Jego humor nie zdołał rozładować napięcia. Po ich wyjściu w pokoju na chwilę zapanowało głuche milczenie.
– Myślę, że powinniśmy sobie pójść – odezwał się Matt.
– A ja uważam – sprzeciwiła się Meredith, zaskakując obydwu mężczyzn- że powinniśmy zaczekać, aż Zack zapozna się z zawartością koperty. – Zwróciła się w stronę Benedicta. – Myślę także, że nadszedł czas, bym ci powiedziała, co o tym wszystkim myślę: Julie kochała cię naprawdę. I wierzę w każde słowo Richardsona.
– Jeżeli tak uważasz – odpowiedział Zack z kąśliwym sarkazmem – to sugeruję, byś zabrała te dowody i sama je obejrzała.

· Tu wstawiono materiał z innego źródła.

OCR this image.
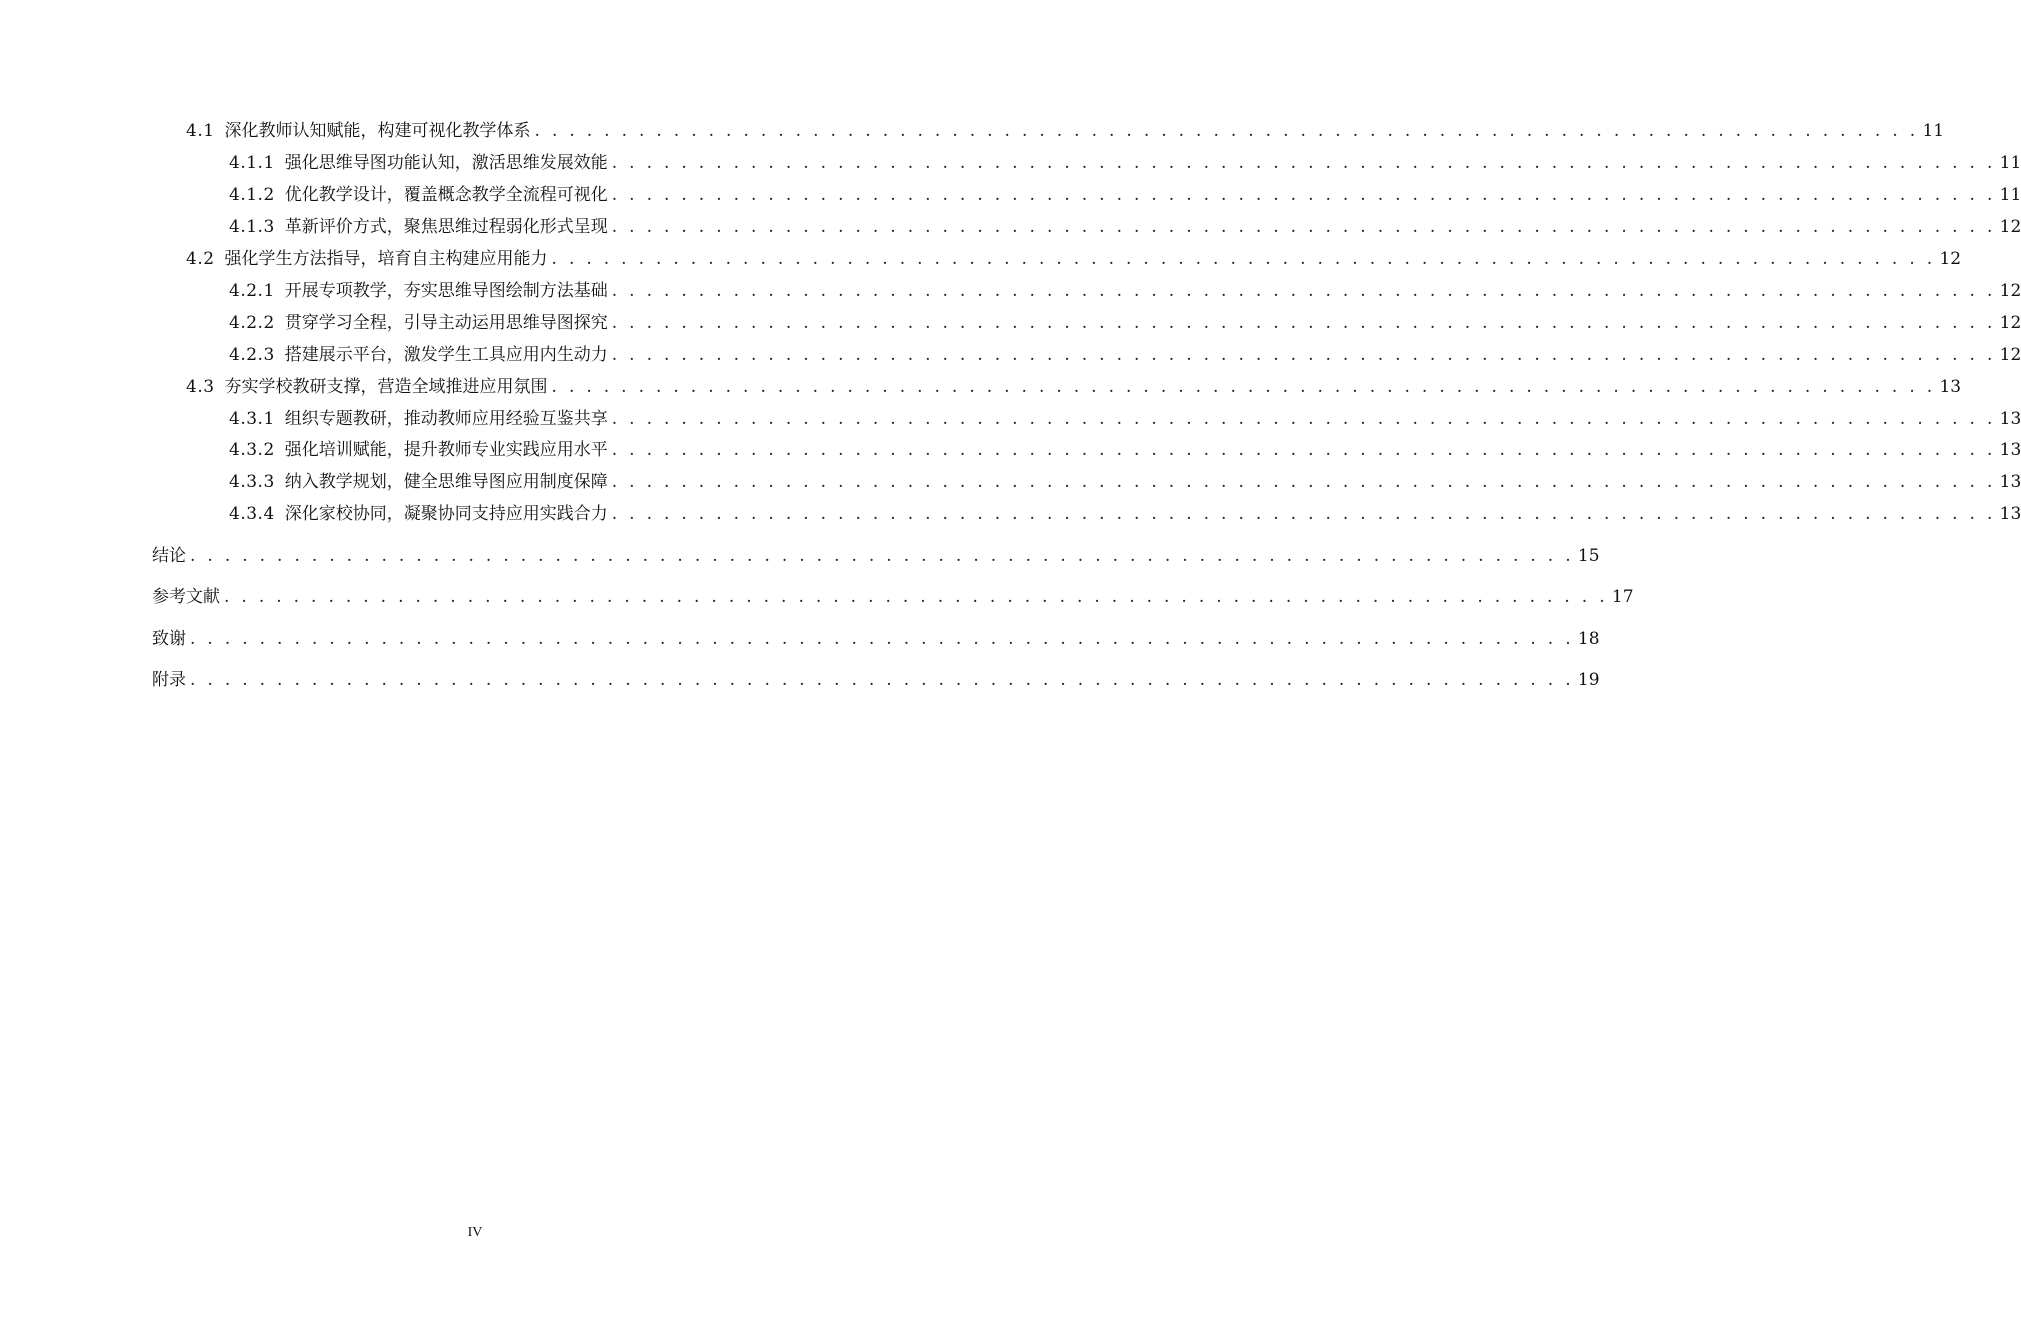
4.1 深化教师认知赋能，构建可视化教学体系 . . . . . . . . . . . . . . . . . . . . . . . . . . . . . . . . . . . . . . . . . . . . . . . . . . . . . . . . . . . . . . . . . . . . . . . . . . . . . . . . 11
4.1.1 强化思维导图功能认知，激活思维发展效能 . . . . . . . . . . . . . . . . . . . . . . . . . . . . . . . . . . . . . . . . . . . . . . . . . . . . . . . . . . . . . . . . . . . . . . . . . . . . . . . . 11
4.1.2 优化教学设计，覆盖概念教学全流程可视化 . . . . . . . . . . . . . . . . . . . . . . . . . . . . . . . . . . . . . . . . . . . . . . . . . . . . . . . . . . . . . . . . . . . . . . . . . . . . . . . . 11
4.1.3 革新评价方式，聚焦思维过程弱化形式呈现 . . . . . . . . . . . . . . . . . . . . . . . . . . . . . . . . . . . . . . . . . . . . . . . . . . . . . . . . . . . . . . . . . . . . . . . . . . . . . . . . 12
4.2 强化学生方法指导，培育自主构建应用能力 . . . . . . . . . . . . . . . . . . . . . . . . . . . . . . . . . . . . . . . . . . . . . . . . . . . . . . . . . . . . . . . . . . . . . . . . . . . . . . . . 12
4.2.1 开展专项教学，夯实思维导图绘制方法基础 . . . . . . . . . . . . . . . . . . . . . . . . . . . . . . . . . . . . . . . . . . . . . . . . . . . . . . . . . . . . . . . . . . . . . . . . . . . . . . . . 12
4.2.2 贯穿学习全程，引导主动运用思维导图探究 . . . . . . . . . . . . . . . . . . . . . . . . . . . . . . . . . . . . . . . . . . . . . . . . . . . . . . . . . . . . . . . . . . . . . . . . . . . . . . . . 12
4.2.3 搭建展示平台，激发学生工具应用内生动力 . . . . . . . . . . . . . . . . . . . . . . . . . . . . . . . . . . . . . . . . . . . . . . . . . . . . . . . . . . . . . . . . . . . . . . . . . . . . . . . . 12
4.3 夯实学校教研支撑，营造全域推进应用氛围 . . . . . . . . . . . . . . . . . . . . . . . . . . . . . . . . . . . . . . . . . . . . . . . . . . . . . . . . . . . . . . . . . . . . . . . . . . . . . . . . 13
4.3.1 组织专题教研，推动教师应用经验互鉴共享 . . . . . . . . . . . . . . . . . . . . . . . . . . . . . . . . . . . . . . . . . . . . . . . . . . . . . . . . . . . . . . . . . . . . . . . . . . . . . . . . 13
4.3.2 强化培训赋能，提升教师专业实践应用水平 . . . . . . . . . . . . . . . . . . . . . . . . . . . . . . . . . . . . . . . . . . . . . . . . . . . . . . . . . . . . . . . . . . . . . . . . . . . . . . . . 13
4.3.3 纳入教学规划，健全思维导图应用制度保障 . . . . . . . . . . . . . . . . . . . . . . . . . . . . . . . . . . . . . . . . . . . . . . . . . . . . . . . . . . . . . . . . . . . . . . . . . . . . . . . . 13
4.3.4 深化家校协同，凝聚协同支持应用实践合力 . . . . . . . . . . . . . . . . . . . . . . . . . . . . . . . . . . . . . . . . . . . . . . . . . . . . . . . . . . . . . . . . . . . . . . . . . . . . . . . . 13
结论 . . . . . . . . . . . . . . . . . . . . . . . . . . . . . . . . . . . . . . . . . . . . . . . . . . . . . . . . . . . . . . . . . . . . . . . . . . . . . . . . 15
参考文献 . . . . . . . . . . . . . . . . . . . . . . . . . . . . . . . . . . . . . . . . . . . . . . . . . . . . . . . . . . . . . . . . . . . . . . . . . . . . . . . . 17
致谢 . . . . . . . . . . . . . . . . . . . . . . . . . . . . . . . . . . . . . . . . . . . . . . . . . . . . . . . . . . . . . . . . . . . . . . . . . . . . . . . . 18
附录 . . . . . . . . . . . . . . . . . . . . . . . . . . . . . . . . . . . . . . . . . . . . . . . . . . . . . . . . . . . . . . . . . . . . . . . . . . . . . . . . 19
IV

Potem możesz je spalić.
Twarz Matta zbielała z gniewu.
– Daję ci pięć sekund na przeproszenie mojej żony.
– Wystarczą mi dwie – powiedział Zack chłodno, a Meredith uśmiechnęła się, jeszcze zanim Matt zdążył się rozpogodzić, bo słuchała słów, a nie tonu przyjaciela. Zack wyciągnął ku niej dłoń i uśmiechnął się niepewnie. – Przepraszam, zachowałem się niewybaczalnie niegrzecznie.
– Nie było tak źle. – Patrzyła w jego oczy, jakby czegoś w nich szukała. – Ale przyjmę twoją propozycję i zabiorę kopertę, jeżeli nie masz nic przeciwko temu.
– Skoro twój mąż wciąż rozważa, czy ma mnie uderzyć, na co zasłużyłem- powiedział Zack chłodno – nie sądzę, bym powinien ryzykować odmową.
– Tak będzie najrozsądniej – zgodziła się. Przeniosła wesołe spojrzenie na męża. Wzięła kopertę z biurka i wsunęła dłoń pod ramię Matta. – Kiedyś wspomnienie mojego imienia przyprawiało cię o podobną furię – przypomniała łagodnie. Starała się załagodzić napięcie między mężczyznami.
Grymas gniewu na twarzy Matta przeszedł w zakłopotany uśmiech.
– Naprawdę byłem takim bałwanem jak Zack? Roześmiała się.
– Odpowiedź na to pytanie mogłaby mnie skłócić z którymś z was. Matt z czułością rozburzył włosy żony i przyciągnął ją do siebie.
– Przebierzemy się i spotkamy na przyjęciu – rzuciła przez ramię, gdy wychodzili z pokoju.
– Świetnie.
Zack patrzył za nimi, zamyślony nad bliskością, jaka połączyła tych dwoje, i zmianą, jaka zaszła w przyjacielu. Kiedyś, nie tak dawno temu, wyobrażał sobie, że razem z Julie… Podszedł do okna i rozsunął zasłony. Ogarniała go wściekłość na siebie za myśl o Julie. Nie był pewien, czym bardziej pogardzał – jej perfidią czy własną naiwnością.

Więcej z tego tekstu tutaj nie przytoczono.